Die Altstadt hat mit ihrer Geschichte und ihren Erfolgen das erste bedeutende Kapitel der Geschichte der Sportstadt Bayreuth geschrieben – deutlich später, nämlich in den 1970er Jahren, begann dann die zweite Erfolgsgeschichte – die des Basketballs, die den Anhängern

dieser rasend schnellen Sportart unendlich viele spannenden Momente, verbunden mit großen Siegen und bitteren Niederlagen, bescherte. Heute bilden Basketball (1. Bundesliga) und Fußball (3. Liga), Eishockey (DEL2) und HaSpo (3. Liga Handball) die Pfeiler der Sportstadt Bayreuth – ein  Portfolie, das für eine Stadt der Größenordnung Bayreuths alles andere als selbstverständlich ist.

Die Stadt hat die Marke Sportstadt Bayreuth in der Vergangenheit ­– abhängig von der Sport-Leidenschaft des Oberbürgermeisters/der Oberbürgermeisterin – mal mehr, mal weniger leidenschaftlich gestützt. Thomas Ebersberger ist nicht erst seit seiner Wahl zum Oberbürgermeister ein bekennender Unterstützer des Spitzen- und den Breitensports. Und er hat auch dann, als es trotz klammer Kassen um viel Geld ging und ihm gehörig Gegenwind ins Gesicht blies, Flagge gezeigt und Klartext gesprochen. Er hat die Notwendigkeit der Sanierung der Bayreuther Sportstätten nicht nur betont, sondern zur Chefsache gemacht. Er ist offen für die Idee eines Basketball-Jugend-Leistungszentrums und anerkennt grundsätzlich die Notwendigkeit der energetischen Sanierung des Eisstadions. Insofern ist es auch sein Verdienst, dass die Spielvereinigung Bayreuth sich bald schon im DFB-konformen Hans-Walter-Wild-Stadion gegen Topvereine aus ganz Deutschland messen kann. Auch auf beheizbarem Rasen und unter Flutlicht, mit saniertem Tribünen-Gestühl und unter Einhaltung aller geforderten Sicherheitsvorkehrungen. 

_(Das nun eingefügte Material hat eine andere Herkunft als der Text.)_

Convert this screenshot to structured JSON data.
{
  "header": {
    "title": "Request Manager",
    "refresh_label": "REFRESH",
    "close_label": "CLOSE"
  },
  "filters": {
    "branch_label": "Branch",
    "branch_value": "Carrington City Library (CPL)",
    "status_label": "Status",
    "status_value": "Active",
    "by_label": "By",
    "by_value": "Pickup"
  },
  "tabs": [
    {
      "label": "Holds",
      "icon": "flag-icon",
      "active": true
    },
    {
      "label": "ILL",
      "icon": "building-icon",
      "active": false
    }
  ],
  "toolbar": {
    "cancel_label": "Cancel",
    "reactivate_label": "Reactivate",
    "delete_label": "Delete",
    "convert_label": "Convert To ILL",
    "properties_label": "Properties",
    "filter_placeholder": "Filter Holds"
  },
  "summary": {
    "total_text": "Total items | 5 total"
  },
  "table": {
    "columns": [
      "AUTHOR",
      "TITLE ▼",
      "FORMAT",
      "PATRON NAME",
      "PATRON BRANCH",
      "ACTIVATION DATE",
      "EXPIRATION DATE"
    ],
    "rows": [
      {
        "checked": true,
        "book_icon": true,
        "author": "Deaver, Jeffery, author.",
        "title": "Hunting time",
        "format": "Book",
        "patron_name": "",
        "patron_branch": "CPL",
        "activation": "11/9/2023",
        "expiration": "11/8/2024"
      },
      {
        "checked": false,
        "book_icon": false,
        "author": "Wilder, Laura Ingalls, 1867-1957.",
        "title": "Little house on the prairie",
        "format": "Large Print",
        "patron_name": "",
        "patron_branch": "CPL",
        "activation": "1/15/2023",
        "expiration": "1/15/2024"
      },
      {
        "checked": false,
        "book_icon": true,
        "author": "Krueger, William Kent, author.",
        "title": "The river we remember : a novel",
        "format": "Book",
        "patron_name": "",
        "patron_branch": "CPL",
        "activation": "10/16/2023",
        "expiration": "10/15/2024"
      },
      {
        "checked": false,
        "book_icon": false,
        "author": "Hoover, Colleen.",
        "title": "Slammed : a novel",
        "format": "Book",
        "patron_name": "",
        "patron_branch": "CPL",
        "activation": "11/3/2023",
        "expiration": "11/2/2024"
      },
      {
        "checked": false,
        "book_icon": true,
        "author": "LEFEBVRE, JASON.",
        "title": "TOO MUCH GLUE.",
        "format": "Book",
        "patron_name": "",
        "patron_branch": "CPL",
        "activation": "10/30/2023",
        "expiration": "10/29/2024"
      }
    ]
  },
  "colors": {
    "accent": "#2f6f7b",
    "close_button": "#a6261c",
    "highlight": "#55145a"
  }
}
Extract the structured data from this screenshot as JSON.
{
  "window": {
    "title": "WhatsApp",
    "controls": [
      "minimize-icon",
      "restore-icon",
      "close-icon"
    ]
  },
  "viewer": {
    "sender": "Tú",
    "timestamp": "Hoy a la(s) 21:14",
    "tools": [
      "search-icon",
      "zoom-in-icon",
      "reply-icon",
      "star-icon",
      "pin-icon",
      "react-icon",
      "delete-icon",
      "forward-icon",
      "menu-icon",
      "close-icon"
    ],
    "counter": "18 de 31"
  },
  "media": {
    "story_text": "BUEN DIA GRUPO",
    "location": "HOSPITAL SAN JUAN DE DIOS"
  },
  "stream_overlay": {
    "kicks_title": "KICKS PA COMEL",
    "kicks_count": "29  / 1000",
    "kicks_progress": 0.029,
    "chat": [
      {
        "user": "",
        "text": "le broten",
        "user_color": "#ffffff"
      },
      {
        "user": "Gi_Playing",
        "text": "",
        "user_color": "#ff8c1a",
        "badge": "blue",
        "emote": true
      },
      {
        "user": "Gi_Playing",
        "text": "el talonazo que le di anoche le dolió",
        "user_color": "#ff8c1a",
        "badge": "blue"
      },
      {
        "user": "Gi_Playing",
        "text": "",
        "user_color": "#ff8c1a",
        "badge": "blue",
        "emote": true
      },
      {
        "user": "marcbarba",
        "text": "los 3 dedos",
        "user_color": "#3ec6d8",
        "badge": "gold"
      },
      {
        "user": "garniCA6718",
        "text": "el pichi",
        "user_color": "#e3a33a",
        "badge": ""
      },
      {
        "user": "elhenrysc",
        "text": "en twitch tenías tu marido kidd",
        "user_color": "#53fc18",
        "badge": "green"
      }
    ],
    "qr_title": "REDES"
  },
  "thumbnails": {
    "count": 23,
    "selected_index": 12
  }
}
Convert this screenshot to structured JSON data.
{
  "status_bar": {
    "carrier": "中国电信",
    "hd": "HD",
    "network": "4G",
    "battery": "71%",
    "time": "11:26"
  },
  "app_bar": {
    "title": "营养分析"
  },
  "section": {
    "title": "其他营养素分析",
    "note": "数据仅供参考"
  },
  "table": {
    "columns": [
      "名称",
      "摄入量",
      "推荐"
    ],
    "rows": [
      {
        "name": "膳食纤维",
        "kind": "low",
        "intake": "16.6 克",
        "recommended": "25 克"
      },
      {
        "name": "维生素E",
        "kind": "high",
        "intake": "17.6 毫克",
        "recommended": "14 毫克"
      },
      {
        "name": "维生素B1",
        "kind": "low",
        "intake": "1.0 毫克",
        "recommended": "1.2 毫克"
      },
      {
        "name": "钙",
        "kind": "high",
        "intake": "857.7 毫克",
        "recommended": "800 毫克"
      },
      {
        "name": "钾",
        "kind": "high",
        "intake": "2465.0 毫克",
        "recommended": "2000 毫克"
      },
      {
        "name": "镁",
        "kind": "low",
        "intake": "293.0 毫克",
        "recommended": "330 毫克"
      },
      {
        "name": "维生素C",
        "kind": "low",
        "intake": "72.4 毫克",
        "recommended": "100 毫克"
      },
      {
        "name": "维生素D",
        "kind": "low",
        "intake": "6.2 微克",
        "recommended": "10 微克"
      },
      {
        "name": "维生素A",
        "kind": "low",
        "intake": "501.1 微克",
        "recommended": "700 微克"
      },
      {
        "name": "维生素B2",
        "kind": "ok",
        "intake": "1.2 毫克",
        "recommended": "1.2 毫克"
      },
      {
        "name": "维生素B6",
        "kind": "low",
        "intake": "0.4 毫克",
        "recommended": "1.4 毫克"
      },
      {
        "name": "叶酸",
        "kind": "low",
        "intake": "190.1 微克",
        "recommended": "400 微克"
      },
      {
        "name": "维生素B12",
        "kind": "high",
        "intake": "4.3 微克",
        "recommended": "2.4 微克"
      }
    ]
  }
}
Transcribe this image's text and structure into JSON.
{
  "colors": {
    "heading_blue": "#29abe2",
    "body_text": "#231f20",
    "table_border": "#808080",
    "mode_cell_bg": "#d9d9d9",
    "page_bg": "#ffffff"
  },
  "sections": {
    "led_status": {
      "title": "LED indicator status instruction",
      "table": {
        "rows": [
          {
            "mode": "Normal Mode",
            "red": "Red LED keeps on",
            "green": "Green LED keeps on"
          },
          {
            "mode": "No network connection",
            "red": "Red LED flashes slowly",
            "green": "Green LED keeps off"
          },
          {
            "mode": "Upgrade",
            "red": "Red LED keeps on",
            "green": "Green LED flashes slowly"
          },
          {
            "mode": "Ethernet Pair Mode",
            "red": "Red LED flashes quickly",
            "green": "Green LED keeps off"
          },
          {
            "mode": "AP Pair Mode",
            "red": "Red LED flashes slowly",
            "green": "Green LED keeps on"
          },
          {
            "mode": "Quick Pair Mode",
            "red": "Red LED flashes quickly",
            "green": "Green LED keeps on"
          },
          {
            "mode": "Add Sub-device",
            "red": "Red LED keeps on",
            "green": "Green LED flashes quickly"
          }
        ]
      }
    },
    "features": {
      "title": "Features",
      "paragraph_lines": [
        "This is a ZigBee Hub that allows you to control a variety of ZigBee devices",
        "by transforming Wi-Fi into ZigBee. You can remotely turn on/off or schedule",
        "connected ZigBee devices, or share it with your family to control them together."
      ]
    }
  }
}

Bayreuth ist zurück im Profifußball. Mit einem Verein, der nach vorne schaut, aber nicht nur Gewinnmaximierung anstrebt. Der erfolgreich sein will, aber auch, gemeinsam mit seinen Fans, Werte lebt, die einer ganzen Stadt guttun. Werte wie Fairness, Wertschätzung, Zusammenhalt, Tradition. Dass ein solcher Verein mit einer so großen Tradition im Gepäck einen zweiten (oder dritten?) Frühling erlebt, das ist die beste Nachricht für alle Sportfans. Danke dafür an alle Macher und Fans dieses Aufstiegs.